I snorted like a little piglet. That was so very true. “Apollo said I should talk to the librarian here, and I’m guessing he meant that really strange woman I ran into that one day. I haven’t seen her since, and none of the other staff know who I’m talking about.”

Deacon brushed a curl off his forehead as he started up the wide, steep steps. “What does she look like again?”

“She was really tall—tall as Seth—and slender. She had really curly blonde hair pulled back.” I paused, short of breath as I climbed the steps. Jesus. All the training, and these steps were still killer. “She was wearing these huge sunglasses, which I kind of thought was super odd, you know, being inside. Anyway, I couldn’t see most of her face.”

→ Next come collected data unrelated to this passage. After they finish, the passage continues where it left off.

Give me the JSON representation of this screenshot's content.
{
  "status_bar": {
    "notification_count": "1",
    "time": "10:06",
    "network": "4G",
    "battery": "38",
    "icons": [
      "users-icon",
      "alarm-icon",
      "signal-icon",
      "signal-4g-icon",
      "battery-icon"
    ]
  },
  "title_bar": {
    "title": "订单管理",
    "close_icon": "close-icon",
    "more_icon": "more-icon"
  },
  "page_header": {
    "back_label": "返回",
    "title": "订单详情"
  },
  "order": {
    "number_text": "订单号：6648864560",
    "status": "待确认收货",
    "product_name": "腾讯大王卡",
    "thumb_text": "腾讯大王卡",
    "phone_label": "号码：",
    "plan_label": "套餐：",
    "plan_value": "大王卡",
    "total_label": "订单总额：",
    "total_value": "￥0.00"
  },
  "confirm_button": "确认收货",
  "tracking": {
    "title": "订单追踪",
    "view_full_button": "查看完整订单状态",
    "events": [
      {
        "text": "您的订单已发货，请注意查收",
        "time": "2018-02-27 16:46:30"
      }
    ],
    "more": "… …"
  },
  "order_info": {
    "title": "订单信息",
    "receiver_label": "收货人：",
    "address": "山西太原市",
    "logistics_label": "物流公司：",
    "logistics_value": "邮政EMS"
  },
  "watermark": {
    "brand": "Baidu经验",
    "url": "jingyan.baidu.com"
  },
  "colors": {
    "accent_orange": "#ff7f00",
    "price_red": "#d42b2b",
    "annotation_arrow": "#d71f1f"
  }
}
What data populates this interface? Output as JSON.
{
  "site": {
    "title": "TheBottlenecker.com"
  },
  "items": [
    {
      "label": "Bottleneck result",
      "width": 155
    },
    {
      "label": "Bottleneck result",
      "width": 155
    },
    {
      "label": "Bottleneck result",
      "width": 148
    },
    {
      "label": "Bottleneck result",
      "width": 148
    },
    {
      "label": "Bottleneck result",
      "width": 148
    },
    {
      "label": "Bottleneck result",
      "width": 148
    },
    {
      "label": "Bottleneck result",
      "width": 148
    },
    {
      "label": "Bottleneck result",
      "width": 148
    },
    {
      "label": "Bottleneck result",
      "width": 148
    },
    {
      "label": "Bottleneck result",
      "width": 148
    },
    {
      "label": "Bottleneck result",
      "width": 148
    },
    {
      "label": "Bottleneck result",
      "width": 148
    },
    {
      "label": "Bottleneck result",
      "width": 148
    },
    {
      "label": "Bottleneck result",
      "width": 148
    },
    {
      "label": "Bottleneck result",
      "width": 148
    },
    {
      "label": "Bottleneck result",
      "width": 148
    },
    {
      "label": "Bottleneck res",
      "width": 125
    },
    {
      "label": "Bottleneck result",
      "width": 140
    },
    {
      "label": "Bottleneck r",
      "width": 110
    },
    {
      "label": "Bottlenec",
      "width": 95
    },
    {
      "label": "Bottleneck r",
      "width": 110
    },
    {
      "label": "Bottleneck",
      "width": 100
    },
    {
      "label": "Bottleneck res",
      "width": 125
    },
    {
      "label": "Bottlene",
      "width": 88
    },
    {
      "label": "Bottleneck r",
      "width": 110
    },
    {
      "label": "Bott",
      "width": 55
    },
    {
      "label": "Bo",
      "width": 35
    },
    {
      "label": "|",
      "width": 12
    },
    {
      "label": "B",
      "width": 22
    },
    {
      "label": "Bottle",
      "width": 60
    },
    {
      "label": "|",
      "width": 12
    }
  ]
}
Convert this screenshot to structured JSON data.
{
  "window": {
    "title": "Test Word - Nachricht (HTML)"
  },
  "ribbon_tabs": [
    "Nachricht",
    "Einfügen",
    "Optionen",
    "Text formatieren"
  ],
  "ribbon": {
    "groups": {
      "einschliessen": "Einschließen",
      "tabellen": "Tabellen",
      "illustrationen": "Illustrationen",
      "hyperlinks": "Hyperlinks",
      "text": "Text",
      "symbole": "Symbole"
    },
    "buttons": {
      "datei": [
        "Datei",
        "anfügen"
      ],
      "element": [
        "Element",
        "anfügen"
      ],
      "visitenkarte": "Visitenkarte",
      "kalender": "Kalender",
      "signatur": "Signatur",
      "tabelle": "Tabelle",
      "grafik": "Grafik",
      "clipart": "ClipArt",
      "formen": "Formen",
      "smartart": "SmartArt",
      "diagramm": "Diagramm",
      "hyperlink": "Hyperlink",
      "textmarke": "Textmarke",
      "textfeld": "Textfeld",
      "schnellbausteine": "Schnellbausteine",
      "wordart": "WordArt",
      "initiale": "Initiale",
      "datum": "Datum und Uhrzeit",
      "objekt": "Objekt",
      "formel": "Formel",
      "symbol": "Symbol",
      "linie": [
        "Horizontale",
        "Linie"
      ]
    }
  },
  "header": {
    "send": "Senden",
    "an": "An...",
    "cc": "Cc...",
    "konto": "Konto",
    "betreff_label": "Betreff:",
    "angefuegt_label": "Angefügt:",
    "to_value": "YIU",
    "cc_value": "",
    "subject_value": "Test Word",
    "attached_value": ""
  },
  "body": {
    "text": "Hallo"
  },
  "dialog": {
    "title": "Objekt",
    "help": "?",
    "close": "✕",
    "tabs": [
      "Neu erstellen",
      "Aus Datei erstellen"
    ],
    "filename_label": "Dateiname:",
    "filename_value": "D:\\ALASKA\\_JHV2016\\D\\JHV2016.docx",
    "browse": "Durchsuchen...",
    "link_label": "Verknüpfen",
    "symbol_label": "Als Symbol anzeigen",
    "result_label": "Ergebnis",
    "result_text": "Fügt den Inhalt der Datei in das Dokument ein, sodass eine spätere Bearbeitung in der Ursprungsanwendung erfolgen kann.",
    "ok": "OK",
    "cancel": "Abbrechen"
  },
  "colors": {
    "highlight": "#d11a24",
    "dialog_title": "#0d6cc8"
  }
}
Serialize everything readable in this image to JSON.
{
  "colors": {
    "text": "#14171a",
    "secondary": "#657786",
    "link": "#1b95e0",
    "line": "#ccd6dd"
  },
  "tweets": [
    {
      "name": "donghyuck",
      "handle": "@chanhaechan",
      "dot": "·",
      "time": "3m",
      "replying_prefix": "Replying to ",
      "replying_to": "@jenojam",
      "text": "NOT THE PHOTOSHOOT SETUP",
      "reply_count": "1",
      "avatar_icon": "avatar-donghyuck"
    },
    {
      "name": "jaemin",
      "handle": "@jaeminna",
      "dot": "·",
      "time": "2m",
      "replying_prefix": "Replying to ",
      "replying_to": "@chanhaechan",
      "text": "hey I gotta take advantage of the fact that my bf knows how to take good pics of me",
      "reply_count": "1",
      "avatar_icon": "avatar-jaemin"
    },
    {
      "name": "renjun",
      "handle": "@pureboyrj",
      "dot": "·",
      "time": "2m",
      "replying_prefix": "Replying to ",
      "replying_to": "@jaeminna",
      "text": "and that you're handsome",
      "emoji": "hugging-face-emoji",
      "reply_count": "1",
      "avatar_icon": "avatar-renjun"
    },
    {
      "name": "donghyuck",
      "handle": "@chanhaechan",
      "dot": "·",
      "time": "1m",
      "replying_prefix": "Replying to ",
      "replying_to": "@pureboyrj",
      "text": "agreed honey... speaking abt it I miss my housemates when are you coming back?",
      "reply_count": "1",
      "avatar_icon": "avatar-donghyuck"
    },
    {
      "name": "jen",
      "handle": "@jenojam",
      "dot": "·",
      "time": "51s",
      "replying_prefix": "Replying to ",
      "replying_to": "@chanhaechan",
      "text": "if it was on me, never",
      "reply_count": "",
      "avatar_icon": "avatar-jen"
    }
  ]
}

“Huh. That doesn’t sound like a normal librarian. Then again, I don’t really know what a normal librarian looks like.” Deacon reached the top and waited for me. “You know, halfs always get freaked out around the Covenant libraries.”

“Seth said something like that.”

Seth.

Ugh.

He didn’t show up in my room last night, which wasn’t that big of a deal, but after what happened yesterday with the half-blood and then the pure-blood, I was . . . I was worried about Seth. About the way he’d looked at me like he hadn’t even seen me standing there. There’d been a coldness in his eyes, not necessarily directed at me, but still unnerving. That hadn’t been Seth.